Third party pressure

James Medhurst | News
1 Oct 2009

The Employment Appeal Tribunal case of Henderson v Connect (South Tyneside) is not very likely to be reported as there is not much new law in it. However, it is a nice example of a judgment which provides a useful survey of the existing authorities, in an area in which many of them are quite old and not all of them are particularly clear. It concerns the tricky issues that arise when an employer sacks someone at the behest of a client, especially if the client does not have good grounds for making such a demand.

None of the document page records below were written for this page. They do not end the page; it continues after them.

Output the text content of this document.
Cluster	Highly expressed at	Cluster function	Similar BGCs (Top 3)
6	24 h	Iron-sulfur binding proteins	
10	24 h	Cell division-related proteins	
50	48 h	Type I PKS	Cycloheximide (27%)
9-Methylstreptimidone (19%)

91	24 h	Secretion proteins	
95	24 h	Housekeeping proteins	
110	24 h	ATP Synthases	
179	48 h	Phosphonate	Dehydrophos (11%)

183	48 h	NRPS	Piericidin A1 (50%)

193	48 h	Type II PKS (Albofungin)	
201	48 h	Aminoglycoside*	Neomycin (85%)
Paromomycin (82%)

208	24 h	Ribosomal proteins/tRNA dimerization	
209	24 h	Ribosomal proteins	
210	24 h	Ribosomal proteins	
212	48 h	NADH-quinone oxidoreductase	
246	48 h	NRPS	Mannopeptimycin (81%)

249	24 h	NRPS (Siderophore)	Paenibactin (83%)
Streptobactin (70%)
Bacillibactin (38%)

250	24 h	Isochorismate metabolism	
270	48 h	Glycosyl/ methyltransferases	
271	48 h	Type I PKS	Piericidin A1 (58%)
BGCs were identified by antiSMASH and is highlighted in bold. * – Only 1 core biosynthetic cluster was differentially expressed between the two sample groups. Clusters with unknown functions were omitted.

The background is the seminal case of Devis v Atkins, which established that the fairness of a dismissal does not depend on justice being done. A dismissal can be unfair even where justice is done (although it may be equitable to reduce the compensation awarded) but, conversely, a dismissal can be fair notwithstanding the fact that there is injustice, such as when the employer has a reasonable belief in the guilt of an employee who is, in fact, innocent. The issue is whether the employer acted reasonably.

It follows that, if a third party has a contract with an employer which gives it a veto on who carries out work for it, and the employer does everything possible to mitigate the effects of such a decision, a dismissal will be fair. So said the Court of Appeal in Dobie v Burns. Unfortunately, however, the Court of Appeal did not quite say this but rather it said that the injustice to the employee must be taken into account when considering the fairness of the dismissal and it appeared to distinguish Devis in this respect. This is ambiguous. Although it seems to have always been interpreted in accordance with the first sentence of this paragraph, which is also supported by the EAT decision in the same case, there is another possible interpretation, which is that a dismissal which results in injustice to an employee can be unfair even in circumstances where the employer has done everything that can be done to avoid it.

Henderson rejects the latter approach although, strictly speaking, it does not rule upon the matter because it was not argued before it. In any event, there is another point from Dobie v Burns which does remain outstanding, which is the suggestion of the EAT that, where a employer has a client with a right of veto, this right should be expressly incorporated into the contracts of its employees or else a dismissal might be rendered unfair. This is something which does go directly to the reasonableness of the actions of the employer and so it could be something which tribunals will want to take into account.